Friday, August 31, 2012

Poem of the Week: Solmaz Sharif

Solmaz Sharif
Photo by: Arash Saedinia

Mess Hall   

Your knives tip down
in the dish rack
of the replica plantation home,
you wash hands

with soaps pressed into seahorses
and scallop shells white
to match your guest towels,
and, like an escargot fork,

you have found the dimensions
small enough to break
a man--
a wet rag,

a bullet on the back of the cup
the front
like a bishop or an armless knight
of the Ku Klux Klan

the silhouette
through your nighttime window
a quartet
plays a song you admire,

outside a ring of concertina wire
circles around a small collapse.
America, ignore the window and look at your lap:
even your dinner napkins are on fire.

-Solmaz Sharif    

Used by permission.

Previously appeared in conjunction with Craft and Folk Art Museum's "Ehren Tool: Production or Destruction" exhibit.   

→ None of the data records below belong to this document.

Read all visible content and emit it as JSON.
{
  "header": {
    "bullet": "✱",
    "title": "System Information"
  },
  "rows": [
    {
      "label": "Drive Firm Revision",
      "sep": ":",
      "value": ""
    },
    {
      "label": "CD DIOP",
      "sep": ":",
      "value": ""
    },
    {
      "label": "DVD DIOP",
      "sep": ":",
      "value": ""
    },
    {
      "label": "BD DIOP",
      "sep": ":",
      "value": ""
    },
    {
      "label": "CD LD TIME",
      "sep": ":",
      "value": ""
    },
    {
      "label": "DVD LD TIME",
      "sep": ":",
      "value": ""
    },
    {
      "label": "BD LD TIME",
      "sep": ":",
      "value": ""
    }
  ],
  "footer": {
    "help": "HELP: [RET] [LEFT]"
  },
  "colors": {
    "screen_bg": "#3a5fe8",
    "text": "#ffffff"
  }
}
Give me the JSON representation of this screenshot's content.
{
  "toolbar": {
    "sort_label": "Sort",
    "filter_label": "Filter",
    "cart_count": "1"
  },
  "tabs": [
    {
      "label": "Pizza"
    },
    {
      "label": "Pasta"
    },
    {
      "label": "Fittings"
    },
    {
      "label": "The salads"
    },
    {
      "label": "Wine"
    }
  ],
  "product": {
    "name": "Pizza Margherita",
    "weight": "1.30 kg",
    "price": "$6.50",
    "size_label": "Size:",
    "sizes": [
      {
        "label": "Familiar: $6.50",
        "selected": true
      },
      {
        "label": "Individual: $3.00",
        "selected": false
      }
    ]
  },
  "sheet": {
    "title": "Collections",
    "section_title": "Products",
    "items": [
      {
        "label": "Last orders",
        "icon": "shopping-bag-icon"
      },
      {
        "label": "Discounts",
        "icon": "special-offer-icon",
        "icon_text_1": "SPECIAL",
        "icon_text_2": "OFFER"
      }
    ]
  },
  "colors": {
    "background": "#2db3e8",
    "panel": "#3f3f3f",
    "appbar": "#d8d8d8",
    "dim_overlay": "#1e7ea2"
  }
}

Born in Istanbul to Iranian parents, Solmaz Sharif's first published poem, included in A World Between (George Braziller), was written at the age of 13. Since then, her work has appeared in jubilat, Gulf Coast, Boston ReviewDIAGRAM, and others. Between 2002-2006, Sharif studied and taught with June Jordan's Poetry for the People. She is a winner of the "Discovery"/Boston Review Poetry Prize, a former Poetry Fellow at the Fine Arts Work Center in Provincetown, and will be a Stegner Fellow at Stanford University from 2012-2014.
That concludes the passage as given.